While acknowledging the challenges, Sara and Emily discuss how the brain remains capable of forming new neural connections beyond the critical period, albeit with increased effort.
Emily Kwong [09:03]: "In the first three years of life, your brain was developing 1 million new neural connections per second... Your brain doesn't stop building neural connections after your pubescent."
Sara Phillips [09:33]: "The critical window should actually be called a sensitive window... easier and even optimal to learn languages."
The hosts address the practical difficulties adults encounter, such as ingrained speech habits and pronunciation issues. Sara emphasizes that while challenges exist, they are not insurmountable.
Sara Phillips [10:10]: "Most scientists agree that this process becomes more difficult with age because your body, including your brain, has already developed certain habits."
Emily shares her personal struggles with Mandarin pronunciation, a common hurdle for adult learners of tonal languages.
Emily Kwong [11:03]: "Mandarin is a tonal language, and some of these tones my mouth has never made before."
Sara reassures that striving for native-like pronunciation is unnecessary and that effective communication is the primary goal.
Sara Phillips [12:46]: "You might not ever actually become native like in your pronunciation. But that shouldn't be something people stress over."
The episode delves into the relationship between language learning, pronunciation, and personal identity. Emily reflects on letting go of the pursuit of flawless pronunciation to embrace her unique linguistic identity.
Emily Kwong [13:14]: "I can let go of the idea of sounding just like my grandparents... I long to be understood."
Sara reinforces this perspective by highlighting that language use is intertwined with one’s identity, making the fear of imperfect pronunciation less significant.
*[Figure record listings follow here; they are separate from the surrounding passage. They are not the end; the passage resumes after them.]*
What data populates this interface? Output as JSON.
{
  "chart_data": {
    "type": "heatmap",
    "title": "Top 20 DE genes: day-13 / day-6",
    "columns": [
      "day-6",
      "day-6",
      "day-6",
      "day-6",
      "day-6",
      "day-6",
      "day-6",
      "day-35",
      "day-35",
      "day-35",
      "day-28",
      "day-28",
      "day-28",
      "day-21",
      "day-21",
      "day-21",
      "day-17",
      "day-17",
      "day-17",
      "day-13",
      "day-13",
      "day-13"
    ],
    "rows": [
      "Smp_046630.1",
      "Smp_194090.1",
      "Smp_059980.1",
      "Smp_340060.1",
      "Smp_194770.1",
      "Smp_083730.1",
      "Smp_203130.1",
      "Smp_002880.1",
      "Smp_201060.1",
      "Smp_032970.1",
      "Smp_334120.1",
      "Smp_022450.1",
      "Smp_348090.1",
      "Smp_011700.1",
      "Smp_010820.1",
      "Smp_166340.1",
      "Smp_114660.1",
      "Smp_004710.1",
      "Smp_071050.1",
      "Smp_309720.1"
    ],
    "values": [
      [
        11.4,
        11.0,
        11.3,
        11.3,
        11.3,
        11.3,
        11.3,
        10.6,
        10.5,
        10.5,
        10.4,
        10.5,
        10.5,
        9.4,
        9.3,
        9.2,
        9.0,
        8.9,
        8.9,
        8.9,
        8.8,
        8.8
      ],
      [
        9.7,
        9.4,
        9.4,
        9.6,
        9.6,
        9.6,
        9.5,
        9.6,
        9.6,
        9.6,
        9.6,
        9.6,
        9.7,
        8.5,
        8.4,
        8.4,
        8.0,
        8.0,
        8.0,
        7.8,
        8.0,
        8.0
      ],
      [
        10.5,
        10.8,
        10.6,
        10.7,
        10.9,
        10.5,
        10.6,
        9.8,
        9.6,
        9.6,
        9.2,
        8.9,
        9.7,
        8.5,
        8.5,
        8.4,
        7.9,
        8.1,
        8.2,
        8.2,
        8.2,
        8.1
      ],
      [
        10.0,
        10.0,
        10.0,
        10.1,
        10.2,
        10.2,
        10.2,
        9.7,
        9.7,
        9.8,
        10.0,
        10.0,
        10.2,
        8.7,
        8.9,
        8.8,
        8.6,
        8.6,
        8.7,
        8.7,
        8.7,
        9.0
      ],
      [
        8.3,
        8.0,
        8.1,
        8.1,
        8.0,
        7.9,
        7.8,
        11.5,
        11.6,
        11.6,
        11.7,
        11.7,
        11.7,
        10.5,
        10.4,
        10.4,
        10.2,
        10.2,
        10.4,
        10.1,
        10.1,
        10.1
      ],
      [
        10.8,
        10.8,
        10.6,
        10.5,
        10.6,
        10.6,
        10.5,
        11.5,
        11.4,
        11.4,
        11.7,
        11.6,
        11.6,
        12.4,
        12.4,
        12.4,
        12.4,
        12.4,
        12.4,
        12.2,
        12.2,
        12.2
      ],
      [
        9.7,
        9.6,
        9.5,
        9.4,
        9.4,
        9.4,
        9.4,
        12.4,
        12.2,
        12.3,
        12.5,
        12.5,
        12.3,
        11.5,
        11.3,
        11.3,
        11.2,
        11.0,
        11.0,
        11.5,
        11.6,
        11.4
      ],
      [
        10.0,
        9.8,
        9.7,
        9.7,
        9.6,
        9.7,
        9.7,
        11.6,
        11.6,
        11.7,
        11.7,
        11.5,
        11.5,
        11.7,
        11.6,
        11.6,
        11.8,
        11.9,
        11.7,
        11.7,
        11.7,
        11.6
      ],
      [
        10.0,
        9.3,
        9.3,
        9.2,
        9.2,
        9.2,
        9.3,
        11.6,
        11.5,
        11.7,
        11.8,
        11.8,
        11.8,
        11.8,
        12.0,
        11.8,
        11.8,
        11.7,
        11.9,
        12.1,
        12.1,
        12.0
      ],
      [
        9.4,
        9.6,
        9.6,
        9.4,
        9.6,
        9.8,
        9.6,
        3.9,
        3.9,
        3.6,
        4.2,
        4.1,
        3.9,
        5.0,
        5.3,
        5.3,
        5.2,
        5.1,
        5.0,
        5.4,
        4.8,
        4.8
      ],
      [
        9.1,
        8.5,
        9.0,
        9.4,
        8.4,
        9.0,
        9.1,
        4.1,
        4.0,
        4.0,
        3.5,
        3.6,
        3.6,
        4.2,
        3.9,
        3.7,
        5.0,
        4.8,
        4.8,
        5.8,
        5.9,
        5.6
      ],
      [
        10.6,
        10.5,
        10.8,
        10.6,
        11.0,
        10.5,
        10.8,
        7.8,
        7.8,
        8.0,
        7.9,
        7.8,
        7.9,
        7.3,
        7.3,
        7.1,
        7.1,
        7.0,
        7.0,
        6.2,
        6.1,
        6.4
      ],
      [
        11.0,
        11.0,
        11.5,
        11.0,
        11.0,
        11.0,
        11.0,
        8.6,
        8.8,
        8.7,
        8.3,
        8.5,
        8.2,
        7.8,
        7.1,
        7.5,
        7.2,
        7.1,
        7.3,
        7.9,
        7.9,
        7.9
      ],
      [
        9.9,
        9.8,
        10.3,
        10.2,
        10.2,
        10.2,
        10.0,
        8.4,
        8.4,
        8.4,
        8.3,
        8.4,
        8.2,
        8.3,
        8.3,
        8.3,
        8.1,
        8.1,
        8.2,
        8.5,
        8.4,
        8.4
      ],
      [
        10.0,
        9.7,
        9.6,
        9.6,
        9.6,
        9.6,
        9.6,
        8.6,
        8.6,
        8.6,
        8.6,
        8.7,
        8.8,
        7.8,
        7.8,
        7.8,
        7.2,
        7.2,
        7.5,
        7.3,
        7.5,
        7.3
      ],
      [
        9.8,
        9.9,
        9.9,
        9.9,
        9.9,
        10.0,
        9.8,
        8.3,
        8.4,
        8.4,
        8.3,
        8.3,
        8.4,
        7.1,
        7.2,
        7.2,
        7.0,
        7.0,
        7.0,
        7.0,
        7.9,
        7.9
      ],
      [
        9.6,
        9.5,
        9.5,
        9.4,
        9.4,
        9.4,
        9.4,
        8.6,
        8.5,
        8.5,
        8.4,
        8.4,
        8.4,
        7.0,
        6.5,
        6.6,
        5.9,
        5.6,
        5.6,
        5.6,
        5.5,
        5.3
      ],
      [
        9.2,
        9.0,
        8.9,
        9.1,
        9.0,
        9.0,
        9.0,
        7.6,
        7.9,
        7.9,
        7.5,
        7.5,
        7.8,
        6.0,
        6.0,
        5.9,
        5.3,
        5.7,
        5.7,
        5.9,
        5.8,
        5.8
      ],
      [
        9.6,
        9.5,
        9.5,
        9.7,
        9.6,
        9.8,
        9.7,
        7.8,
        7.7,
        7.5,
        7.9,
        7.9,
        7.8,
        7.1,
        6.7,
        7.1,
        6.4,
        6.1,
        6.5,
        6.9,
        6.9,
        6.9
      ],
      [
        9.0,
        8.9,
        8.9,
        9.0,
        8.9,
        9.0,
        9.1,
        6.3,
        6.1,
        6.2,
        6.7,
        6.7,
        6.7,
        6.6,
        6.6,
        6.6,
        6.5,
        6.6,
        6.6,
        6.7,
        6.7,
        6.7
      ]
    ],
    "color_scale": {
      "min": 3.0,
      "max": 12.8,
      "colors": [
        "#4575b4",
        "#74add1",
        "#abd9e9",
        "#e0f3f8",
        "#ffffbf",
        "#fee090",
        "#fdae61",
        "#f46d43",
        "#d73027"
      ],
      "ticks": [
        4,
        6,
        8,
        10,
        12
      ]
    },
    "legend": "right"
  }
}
Sara Phillips [13:28]: "Are you saying it well enough to be understood? That should be really the threshold upon which you want to cross."
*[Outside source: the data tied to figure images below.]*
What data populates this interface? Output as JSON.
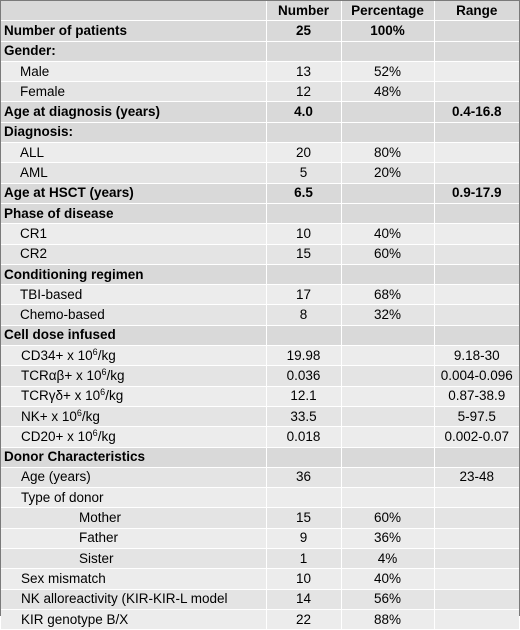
{
  "headers": {
    "label": "",
    "number": "Number",
    "percentage": "Percentage",
    "range": "Range"
  },
  "rows": [
    {
      "type": "section",
      "label": "Number of patients",
      "number": "25",
      "percentage": "100%",
      "range": ""
    },
    {
      "type": "section",
      "label": "Gender:",
      "number": "",
      "percentage": "",
      "range": ""
    },
    {
      "type": "l1",
      "label": "Male",
      "number": "13",
      "percentage": "52%",
      "range": ""
    },
    {
      "type": "l1",
      "label": "Female",
      "number": "12",
      "percentage": "48%",
      "range": ""
    },
    {
      "type": "section",
      "label": "Age at diagnosis (years)",
      "number": "4.0",
      "percentage": "",
      "range": "0.4-16.8"
    },
    {
      "type": "section",
      "label": "Diagnosis:",
      "number": "",
      "percentage": "",
      "range": ""
    },
    {
      "type": "l1",
      "label": "ALL",
      "number": "20",
      "percentage": "80%",
      "range": ""
    },
    {
      "type": "l1",
      "label": "AML",
      "number": "5",
      "percentage": "20%",
      "range": ""
    },
    {
      "type": "section",
      "label": "Age at HSCT (years)",
      "number": "6.5",
      "percentage": "",
      "range": "0.9-17.9"
    },
    {
      "type": "section",
      "label": "Phase of disease",
      "number": "",
      "percentage": "",
      "range": ""
    },
    {
      "type": "l1",
      "label": "CR1",
      "number": "10",
      "percentage": "40%",
      "range": ""
    },
    {
      "type": "l1",
      "label": "CR2",
      "number": "15",
      "percentage": "60%",
      "range": ""
    },
    {
      "type": "section",
      "label": "Conditioning regimen",
      "number": "",
      "percentage": "",
      "range": ""
    },
    {
      "type": "l1",
      "label": "TBI-based",
      "number": "17",
      "percentage": "68%",
      "range": ""
    },
    {
      "type": "l1",
      "label": "Chemo-based",
      "number": "8",
      "percentage": "32%",
      "range": ""
    },
    {
      "type": "section",
      "label": "Cell dose infused",
      "number": "",
      "percentage": "",
      "range": ""
    },
    {
      "type": "l2",
      "label": "CD34+ x 10",
      "sup": "6",
      "suffix": "/kg",
      "number": "19.98",
      "percentage": "",
      "range": "9.18-30"
    },
    {
      "type": "l2",
      "label": "TCRαβ+ x 10",
      "sup": "6",
      "suffix": "/kg",
      "number": "0.036",
      "percentage": "",
      "range": "0.004-0.096"
    },
    {
      "type": "l2",
      "label": "TCRγδ+ x 10",
      "sup": "6",
      "suffix": "/kg",
      "number": "12.1",
      "percentage": "",
      "range": "0.87-38.9"
    },
    {
      "type": "l2",
      "label": "NK+ x 10",
      "sup": "6",
      "suffix": "/kg",
      "number": "33.5",
      "percentage": "",
      "range": "5-97.5"
    },
    {
      "type": "l2",
      "label": "CD20+ x 10",
      "sup": "6",
      "suffix": "/kg",
      "number": "0.018",
      "percentage": "",
      "range": "0.002-0.07"
    },
    {
      "type": "section",
      "label": "Donor Characteristics",
      "number": "",
      "percentage": "",
      "range": ""
    },
    {
      "type": "l2",
      "label": "Age (years)",
      "number": "36",
      "percentage": "",
      "range": "23-48"
    },
    {
      "type": "l2",
      "label": "Type of donor",
      "number": "",
      "percentage": "",
      "range": ""
    },
    {
      "type": "l3",
      "label": "Mother",
      "number": "15",
      "percentage": "60%",
      "range": ""
    },
    {
      "type": "l3",
      "label": "Father",
      "number": "9",
      "percentage": "36%",
      "range": ""
    },
    {
      "type": "l3",
      "label": "Sister",
      "number": "1",
      "percentage": "4%",
      "range": ""
    },
    {
      "type": "l2",
      "label": "Sex mismatch",
      "number": "10",
      "percentage": "40%",
      "range": ""
    },
    {
      "type": "l2",
      "label": "NK alloreactivity (KIR-KIR-L model",
      "number": "14",
      "percentage": "56%",
      "range": ""
    },
    {
      "type": "l2",
      "label": "KIR genotype B/X",
      "number": "22",
      "percentage": "88%",
      "range": ""
    }
  ]
}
Wrapping up the episode, Emily expresses gratitude for her family's influence and the personal fulfillment she gains from learning Mandarin as a tribute to her grandparents.
Emily Kwong [13:58]: "My grandma was trying to teach me Mandarin in the years before she and my grandfather died. So I feel like I kind of owe it to them to try."
Maddie commends Emily’s dedication, reinforcing the message that while adult language learning is challenging, it is both achievable and deeply rewarding.
Maddie [14:18]: "Emily, thank you so much for bringing us a story that's as personal as it gets. Your heritage, your family, your brain chemistry. Thank you."
This episode of Short Wave offers a compelling blend of personal narrative and scientific insight, making the journey of adult language learning both relatable and inspiring for listeners.